Florianópolis, campo, localização desconhecida. Duas e cinco da manhã.


Corro desesperado pelo campo sem vida tentando encontrar um lugar seguro. Há som de explosões e tiros por todos os lados. Olho para minhas mãos cobertas de sangue e pela poeira que paira no ar. Sim, um daqueles tiros me acertou bem em cheio enquanto eu tentava fugir. Só não posso deixar que eles me encontrem, não quero morrer sem noticias da minha neta e de minha esposa.

Apesar de saber que o meu corpo já não me obedece como antes, dou o meu melhor para respirar com cautela e arrastar minhas pernas.

Paro de frente a uma cabana de madeira velha e abandonada. Olho para trás de relance e nada enxergo. Empurro a porta sem o mínimo esforço e ela range.
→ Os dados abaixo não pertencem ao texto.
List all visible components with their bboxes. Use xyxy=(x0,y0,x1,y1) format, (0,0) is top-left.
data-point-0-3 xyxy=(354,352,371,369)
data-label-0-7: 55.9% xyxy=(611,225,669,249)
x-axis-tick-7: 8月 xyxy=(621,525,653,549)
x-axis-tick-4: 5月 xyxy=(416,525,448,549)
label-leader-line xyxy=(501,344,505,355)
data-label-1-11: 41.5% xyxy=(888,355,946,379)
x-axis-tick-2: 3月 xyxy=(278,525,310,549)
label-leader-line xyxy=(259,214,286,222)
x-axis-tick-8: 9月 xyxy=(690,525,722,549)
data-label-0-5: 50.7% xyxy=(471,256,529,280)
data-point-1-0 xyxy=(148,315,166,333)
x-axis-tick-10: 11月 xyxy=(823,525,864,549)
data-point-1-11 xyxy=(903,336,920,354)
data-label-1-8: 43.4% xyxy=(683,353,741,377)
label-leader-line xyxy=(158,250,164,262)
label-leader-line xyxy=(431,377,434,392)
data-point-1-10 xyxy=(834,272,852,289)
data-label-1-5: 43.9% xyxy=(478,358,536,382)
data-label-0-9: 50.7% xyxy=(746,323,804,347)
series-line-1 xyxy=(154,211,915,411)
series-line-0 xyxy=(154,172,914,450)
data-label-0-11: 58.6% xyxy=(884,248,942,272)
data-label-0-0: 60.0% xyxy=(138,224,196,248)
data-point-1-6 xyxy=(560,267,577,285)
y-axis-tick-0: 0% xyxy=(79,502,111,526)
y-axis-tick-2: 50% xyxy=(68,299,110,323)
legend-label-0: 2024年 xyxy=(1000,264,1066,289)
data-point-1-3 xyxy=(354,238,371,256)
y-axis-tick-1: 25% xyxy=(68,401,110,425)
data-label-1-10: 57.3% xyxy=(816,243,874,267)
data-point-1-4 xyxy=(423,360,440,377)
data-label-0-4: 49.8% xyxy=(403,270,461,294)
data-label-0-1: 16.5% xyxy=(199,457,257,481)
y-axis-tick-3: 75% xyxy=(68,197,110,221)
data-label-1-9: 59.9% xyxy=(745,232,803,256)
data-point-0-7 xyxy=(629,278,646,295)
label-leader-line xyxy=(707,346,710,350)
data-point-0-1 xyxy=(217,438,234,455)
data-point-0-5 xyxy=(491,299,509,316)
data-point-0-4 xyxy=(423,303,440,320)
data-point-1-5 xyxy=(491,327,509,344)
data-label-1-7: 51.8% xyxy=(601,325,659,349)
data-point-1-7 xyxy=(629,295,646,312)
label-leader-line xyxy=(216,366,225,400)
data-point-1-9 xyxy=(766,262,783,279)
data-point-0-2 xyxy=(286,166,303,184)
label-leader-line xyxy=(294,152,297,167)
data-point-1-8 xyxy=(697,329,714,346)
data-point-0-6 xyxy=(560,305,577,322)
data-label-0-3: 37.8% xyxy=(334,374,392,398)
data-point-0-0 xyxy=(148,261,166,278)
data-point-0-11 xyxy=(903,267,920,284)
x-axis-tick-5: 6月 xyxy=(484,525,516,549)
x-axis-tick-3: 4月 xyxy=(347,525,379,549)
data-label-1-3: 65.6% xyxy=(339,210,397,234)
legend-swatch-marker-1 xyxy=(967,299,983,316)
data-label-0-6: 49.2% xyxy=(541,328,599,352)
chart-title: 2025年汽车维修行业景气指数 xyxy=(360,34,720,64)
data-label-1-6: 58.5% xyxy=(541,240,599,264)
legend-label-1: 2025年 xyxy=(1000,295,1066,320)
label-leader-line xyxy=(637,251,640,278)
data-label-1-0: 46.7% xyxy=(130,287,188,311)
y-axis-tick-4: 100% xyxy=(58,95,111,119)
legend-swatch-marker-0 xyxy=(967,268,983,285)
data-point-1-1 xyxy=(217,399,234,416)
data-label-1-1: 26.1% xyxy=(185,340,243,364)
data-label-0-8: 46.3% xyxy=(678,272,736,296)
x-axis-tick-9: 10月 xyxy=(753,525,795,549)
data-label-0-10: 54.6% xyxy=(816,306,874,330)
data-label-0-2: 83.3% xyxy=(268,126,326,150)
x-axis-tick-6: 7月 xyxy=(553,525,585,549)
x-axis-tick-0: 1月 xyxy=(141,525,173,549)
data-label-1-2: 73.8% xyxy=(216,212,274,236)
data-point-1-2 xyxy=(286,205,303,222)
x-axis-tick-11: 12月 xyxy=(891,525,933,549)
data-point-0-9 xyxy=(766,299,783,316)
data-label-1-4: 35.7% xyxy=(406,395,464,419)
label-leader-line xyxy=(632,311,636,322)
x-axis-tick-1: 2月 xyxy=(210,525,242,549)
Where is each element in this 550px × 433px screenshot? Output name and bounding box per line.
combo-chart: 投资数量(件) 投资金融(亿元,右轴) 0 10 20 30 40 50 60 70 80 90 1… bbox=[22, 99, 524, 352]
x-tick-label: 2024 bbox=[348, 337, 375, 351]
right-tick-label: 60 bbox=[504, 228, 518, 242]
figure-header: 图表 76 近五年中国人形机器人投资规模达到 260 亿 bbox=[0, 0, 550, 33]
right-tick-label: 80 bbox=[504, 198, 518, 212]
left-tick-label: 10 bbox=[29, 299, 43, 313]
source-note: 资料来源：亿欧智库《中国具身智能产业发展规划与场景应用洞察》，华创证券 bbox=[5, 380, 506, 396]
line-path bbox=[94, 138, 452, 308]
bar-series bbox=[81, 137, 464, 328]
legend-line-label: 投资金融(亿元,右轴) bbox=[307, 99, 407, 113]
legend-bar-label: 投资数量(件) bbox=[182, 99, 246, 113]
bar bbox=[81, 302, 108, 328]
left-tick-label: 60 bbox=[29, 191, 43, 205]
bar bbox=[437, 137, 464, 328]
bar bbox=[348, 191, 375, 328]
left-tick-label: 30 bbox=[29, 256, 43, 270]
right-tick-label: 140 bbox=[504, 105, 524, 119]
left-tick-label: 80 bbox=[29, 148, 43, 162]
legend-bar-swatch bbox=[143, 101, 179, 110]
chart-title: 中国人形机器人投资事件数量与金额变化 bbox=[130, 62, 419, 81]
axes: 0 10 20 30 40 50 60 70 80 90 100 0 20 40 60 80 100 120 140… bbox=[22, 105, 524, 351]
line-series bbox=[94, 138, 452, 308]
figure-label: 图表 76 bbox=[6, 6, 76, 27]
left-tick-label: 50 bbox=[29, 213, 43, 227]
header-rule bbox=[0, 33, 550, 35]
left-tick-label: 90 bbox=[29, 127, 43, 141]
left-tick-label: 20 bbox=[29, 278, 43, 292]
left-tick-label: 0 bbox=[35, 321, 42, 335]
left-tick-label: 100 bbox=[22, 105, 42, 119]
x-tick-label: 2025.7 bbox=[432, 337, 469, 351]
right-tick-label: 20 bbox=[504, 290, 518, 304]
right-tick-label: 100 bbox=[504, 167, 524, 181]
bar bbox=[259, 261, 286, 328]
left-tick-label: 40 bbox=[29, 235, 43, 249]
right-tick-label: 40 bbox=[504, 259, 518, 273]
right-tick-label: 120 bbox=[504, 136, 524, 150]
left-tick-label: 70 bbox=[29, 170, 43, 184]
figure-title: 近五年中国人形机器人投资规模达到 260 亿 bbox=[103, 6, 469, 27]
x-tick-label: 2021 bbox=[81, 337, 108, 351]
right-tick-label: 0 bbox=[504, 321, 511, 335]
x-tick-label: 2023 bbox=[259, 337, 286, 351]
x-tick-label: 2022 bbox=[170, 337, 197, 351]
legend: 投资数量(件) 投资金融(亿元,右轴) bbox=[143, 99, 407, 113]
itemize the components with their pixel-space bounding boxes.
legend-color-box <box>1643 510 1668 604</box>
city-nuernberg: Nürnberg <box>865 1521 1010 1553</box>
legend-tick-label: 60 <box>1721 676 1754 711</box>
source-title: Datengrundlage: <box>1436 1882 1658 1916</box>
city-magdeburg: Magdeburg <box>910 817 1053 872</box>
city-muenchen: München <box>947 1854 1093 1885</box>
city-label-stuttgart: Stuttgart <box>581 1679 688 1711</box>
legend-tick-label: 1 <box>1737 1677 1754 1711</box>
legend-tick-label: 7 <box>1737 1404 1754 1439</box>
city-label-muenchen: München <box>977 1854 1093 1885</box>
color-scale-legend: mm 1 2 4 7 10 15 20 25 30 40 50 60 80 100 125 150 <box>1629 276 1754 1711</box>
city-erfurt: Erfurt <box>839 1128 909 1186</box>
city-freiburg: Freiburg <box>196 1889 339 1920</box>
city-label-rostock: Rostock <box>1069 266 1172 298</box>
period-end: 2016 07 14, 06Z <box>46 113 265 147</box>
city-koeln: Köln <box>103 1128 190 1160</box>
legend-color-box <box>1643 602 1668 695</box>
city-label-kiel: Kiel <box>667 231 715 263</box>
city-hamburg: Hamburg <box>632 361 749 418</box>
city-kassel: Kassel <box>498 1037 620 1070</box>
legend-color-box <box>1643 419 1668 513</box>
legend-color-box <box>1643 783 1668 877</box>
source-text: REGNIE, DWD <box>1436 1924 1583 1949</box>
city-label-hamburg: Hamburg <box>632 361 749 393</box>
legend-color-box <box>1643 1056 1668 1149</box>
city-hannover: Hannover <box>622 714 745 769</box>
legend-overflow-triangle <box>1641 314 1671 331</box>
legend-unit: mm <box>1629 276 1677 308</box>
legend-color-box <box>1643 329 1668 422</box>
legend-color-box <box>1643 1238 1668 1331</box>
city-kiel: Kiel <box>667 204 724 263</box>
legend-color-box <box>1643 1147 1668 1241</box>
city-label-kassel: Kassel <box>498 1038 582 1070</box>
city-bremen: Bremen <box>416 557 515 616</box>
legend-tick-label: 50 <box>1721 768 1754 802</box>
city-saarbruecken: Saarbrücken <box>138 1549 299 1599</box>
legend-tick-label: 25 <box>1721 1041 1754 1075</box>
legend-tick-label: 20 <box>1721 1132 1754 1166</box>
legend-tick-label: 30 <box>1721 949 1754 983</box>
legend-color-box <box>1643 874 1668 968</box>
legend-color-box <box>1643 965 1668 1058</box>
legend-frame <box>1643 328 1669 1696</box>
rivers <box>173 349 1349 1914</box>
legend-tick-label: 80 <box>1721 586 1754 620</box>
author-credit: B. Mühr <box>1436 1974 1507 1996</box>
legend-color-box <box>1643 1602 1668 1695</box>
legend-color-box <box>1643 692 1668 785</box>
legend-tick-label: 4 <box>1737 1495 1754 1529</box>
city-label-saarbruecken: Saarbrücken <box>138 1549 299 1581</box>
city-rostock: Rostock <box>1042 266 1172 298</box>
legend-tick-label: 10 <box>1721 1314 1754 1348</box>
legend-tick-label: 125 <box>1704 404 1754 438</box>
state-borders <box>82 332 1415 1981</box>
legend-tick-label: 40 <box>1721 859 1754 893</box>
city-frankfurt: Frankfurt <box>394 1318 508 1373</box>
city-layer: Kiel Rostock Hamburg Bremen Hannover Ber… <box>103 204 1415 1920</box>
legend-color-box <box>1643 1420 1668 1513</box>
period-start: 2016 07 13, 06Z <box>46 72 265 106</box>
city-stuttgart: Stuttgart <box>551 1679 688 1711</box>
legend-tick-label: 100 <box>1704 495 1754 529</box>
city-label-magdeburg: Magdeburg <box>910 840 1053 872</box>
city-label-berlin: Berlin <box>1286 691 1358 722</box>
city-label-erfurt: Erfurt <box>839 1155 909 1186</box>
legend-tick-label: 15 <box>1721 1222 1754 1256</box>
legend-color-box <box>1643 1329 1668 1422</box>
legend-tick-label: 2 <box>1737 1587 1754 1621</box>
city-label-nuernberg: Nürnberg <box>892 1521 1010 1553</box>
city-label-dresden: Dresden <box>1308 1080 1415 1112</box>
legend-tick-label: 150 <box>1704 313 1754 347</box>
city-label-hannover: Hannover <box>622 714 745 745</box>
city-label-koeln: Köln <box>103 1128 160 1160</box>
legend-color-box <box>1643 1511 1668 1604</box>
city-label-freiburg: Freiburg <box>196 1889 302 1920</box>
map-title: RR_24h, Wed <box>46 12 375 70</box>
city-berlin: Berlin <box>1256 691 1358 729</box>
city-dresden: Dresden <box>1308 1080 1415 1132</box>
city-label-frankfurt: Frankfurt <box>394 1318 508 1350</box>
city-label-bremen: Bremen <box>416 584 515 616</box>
Há bichos que se remexem no chão – os quais não consigo identificar – ratos e morcegos pendurados no teto. Está escuro demais. Caminho com dificuldade até umas das paredes e quando percebo que não aguento dar mais um passo deixo meu corpo desabar no chão.

Tudo me vêm à cabeça.

A guerra ao qual nos encontramos, a insegurança do futuro e... a minha Lúcia. Ah, se pelo menos eu pudesse vê-la mais uma vez morreria feliz. É isso. Tenho medo da morte, de encará-la na verdade, mas ela já está pronta para vir me buscar. Lágrimas escorrem pelo meu rosto e eu encaro o teto, desolado.

Tento respirar pela boca. A bala enterrada em meu peito agora me sufoca aos poucos. Não há mais ninguém do lado de fora e todos os outros já estão mortos. Eu sou o único que restou e até hoje me pergunto como consegui chegar até aqui.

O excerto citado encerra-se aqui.